How Good Can Stereo Be? – Try Ambiophonics and See

Speaker Stereo v. Speaker Binaural

by Robin Miller ©2008

We’re not fooled; recordings aren’t real. With two speakers spaced 60° in front of us – let’s call that “speaker stereo” – the three most key qualities of audio reproduction are distorted. Defects are due not only to your listening equipment or acoustics, but simply to the positional relationship of the speakers and your ears. Unless that relationship is corrected to produce no acoustic artifacts, correct localization, spatiality, and tone color remain imprisoned in much of your recorded collection. Even 5.1 surround is still 60° stereo in front plus two side-rear speakers to provide envelopment, but still we do not experience being “transported” to the extent that captured auditory scenes are unlocked, and our speakers and listening space “disappear.”

Speaker-stereo, invented in the early 1930s and popularized after World War II, initially wowed listeners. Today we’ve had to settle, or continue trying this and that, wishing for better sound. Yet the myriad recordings made over this time period have often in fact captured auditory scenes that remain unauralized when reproduced using the conventional stereo triangle due to crosstalk. Blumlein knew this, but in 1932 the compromise was small. Today we have orders-ofmagnitude more linear transducers and electronics. Most weak links in the chain have been strengthened, so that crosstalk is by far the weakest, but now eliminated by using Ambiophonic systems. Are you asking: What is Ambiophonics?

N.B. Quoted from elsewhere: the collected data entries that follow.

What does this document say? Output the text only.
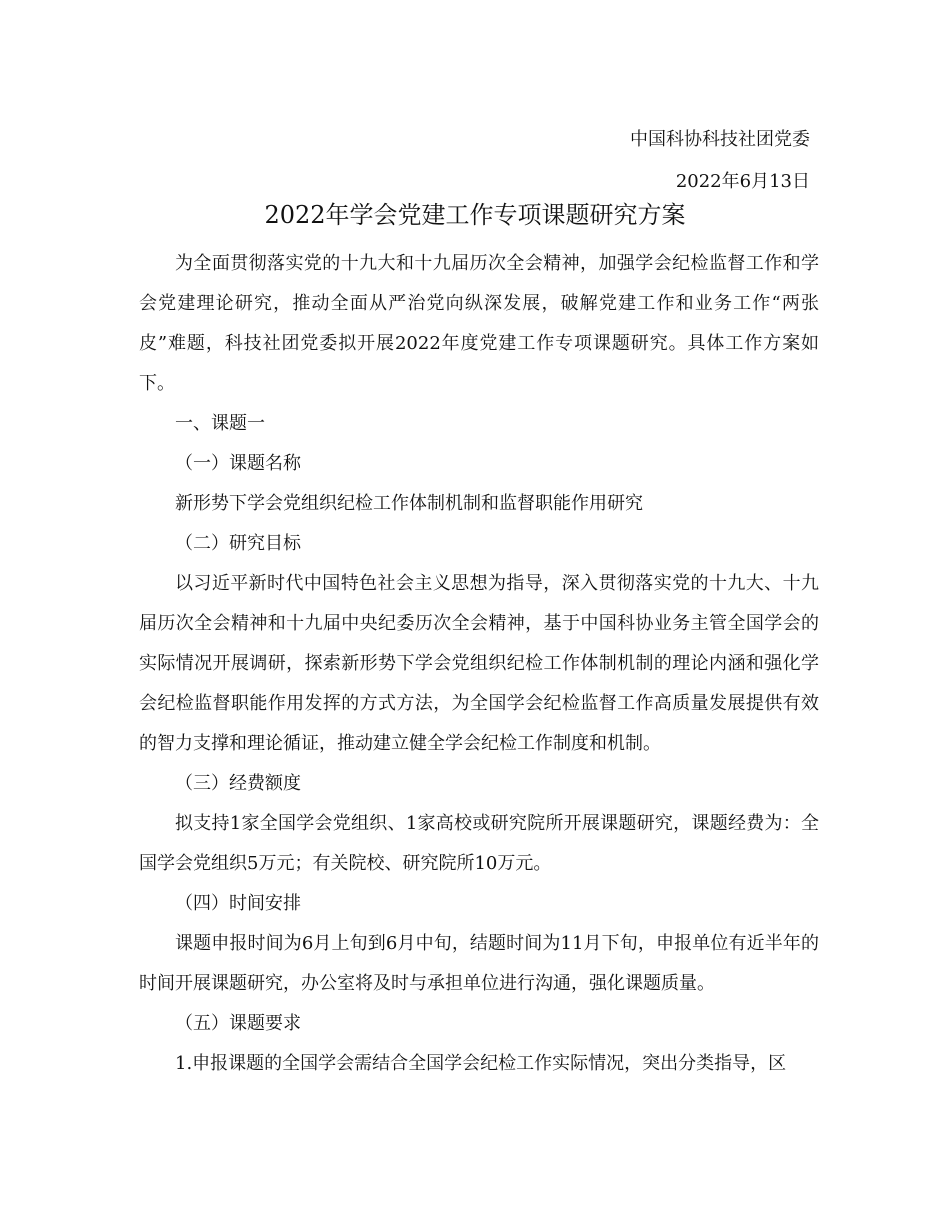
中国科协科技社团党委
2022年6月13日
2022年学会党建工作专项课题研究方案

为全面贯彻落实党的十九大和十九届历次全会精神，加强学会纪检监督工作和学会党建理论研究，推动全面从严治党向纵深发展，破解党建工作和业务工作“两张皮”难题，科技社团党委拟开展2022年度党建工作专项课题研究。具体工作方案如下。

一、课题一

（一）课题名称

新形势下学会党组织纪检工作体制机制和监督职能作用研究

（二）研究目标

以习近平新时代中国特色社会主义思想为指导，深入贯彻落实党的十九大、十九届历次全会精神和十九届中央纪委历次全会精神，基于中国科协业务主管全国学会的实际情况开展调研，探索新形势下学会党组织纪检工作体制机制的理论内涵和强化学会纪检监督职能作用发挥的方式方法，为全国学会纪检监督工作高质量发展提供有效的智力支撑和理论循证，推动建立健全学会纪检工作制度和机制。

（三）经费额度

拟支持1家全国学会党组织、1家高校或研究院所开展课题研究，课题经费为：全国学会党组织5万元；有关院校、研究院所10万元。

（四）时间安排

课题申报时间为6月上旬到6月中旬，结题时间为11月下旬，申报单位有近半年的时间开展课题研究，办公室将及时与承担单位进行沟通，强化课题质量。

（五）课题要求

1.申报课题的全国学会需结合全国学会纪检工作实际情况，突出分类指导，区
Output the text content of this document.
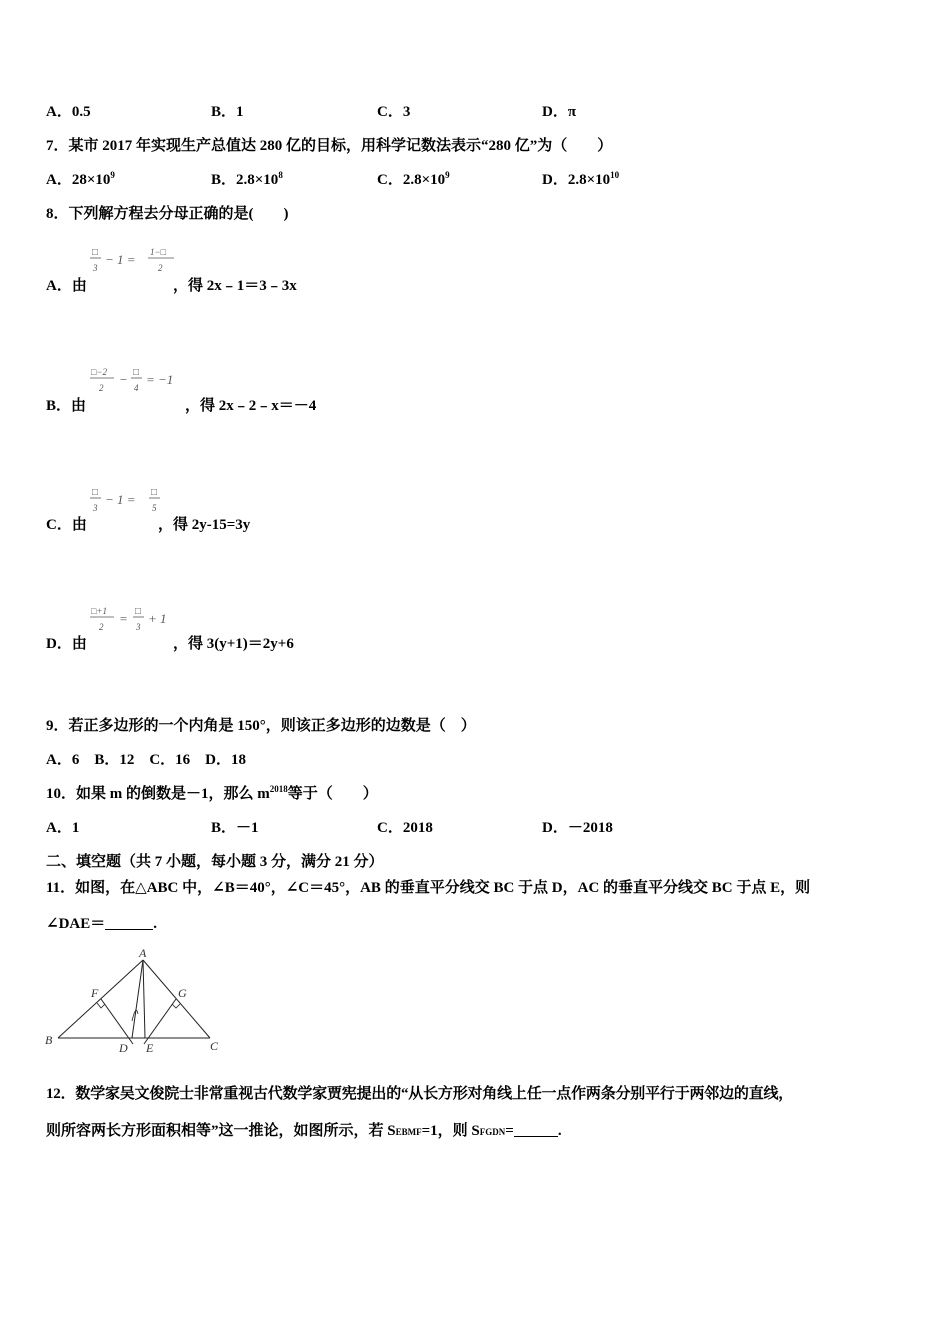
A．0.5	B．1	C．3	D．π
7．某市 2017 年实现生产总值达 280 亿的目标，用科学记数法表示“280 亿”为（　　）
A．$28\times 10^9$	B．$2.8\times 10^8$	C．$2.8\times 10^9$	D．$2.8\times 10^{10}$
8．下列解方程去分母正确的是(　　)
□
3
− 1 = 1−□
2
A．由	，得 2x﹣1＝3﹣3x
□−2
2
− □
4
= −1
B．由	，得 2x﹣2﹣x＝－4
□
3
− 1 = □
5
C．由	，得 2y-15=3y
□+1
2
= □
3
+ 1
D．由	，得 3(y+1)＝2y+6
9．若正多边形的一个内角是 150°，则该正多边形的边数是（　）
A．6　B．12　C．16　D．18
10．如果 m 的倒数是－1，那么 $m^{2018}$等于（　　）
A．1	B．－1	C．2018	D．－2018
二、填空题（共 7 小题，每小题 3 分，满分 21 分）
11．如图，在△ABC 中，∠B＝40°，∠C＝45°，AB 的垂直平分线交 BC 于点 D，AC 的垂直平分线交 BC 于点 E，则
∠DAE＝	.
A
B	C
D E
F	G
12．数学家吴文俊院士非常重视古代数学家贾宪提出的“从长方形对角线上任一点作两条分别平行于两邻边的直线，
则所容两长方形面积相等”这一推论，如图所示，若 SEBMF=1，则 SFGDN=	.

Are you asking: What is Ambiophonics? And how can I have it in my home? The short answers are: It’s “speaker-binaural” – and it’s a better way to listen to stereo. Ambiophonics is so named as to suggest that it is the ultimate replacement for stereophonics, just as stereophonics replaced monophonics. All the detailed papers and tools you need are available free for personal use on this web site. Read here how Ambiophonics unlocks worlds of sonic reality waiting in your present CD/LP/DVD collection.

60 Degrees of Seperation

Unlike headphone listening, with separated stereo speakers, each ear hears both speakers. Each reproduced channel suffers from crosstalk in the contra-lateral (opposite) ear. With conventional 60° positioning, each single sonic arrival is accompanied by a delayed artifact that confuses our perception of direction and discolors timbre (Fig.2).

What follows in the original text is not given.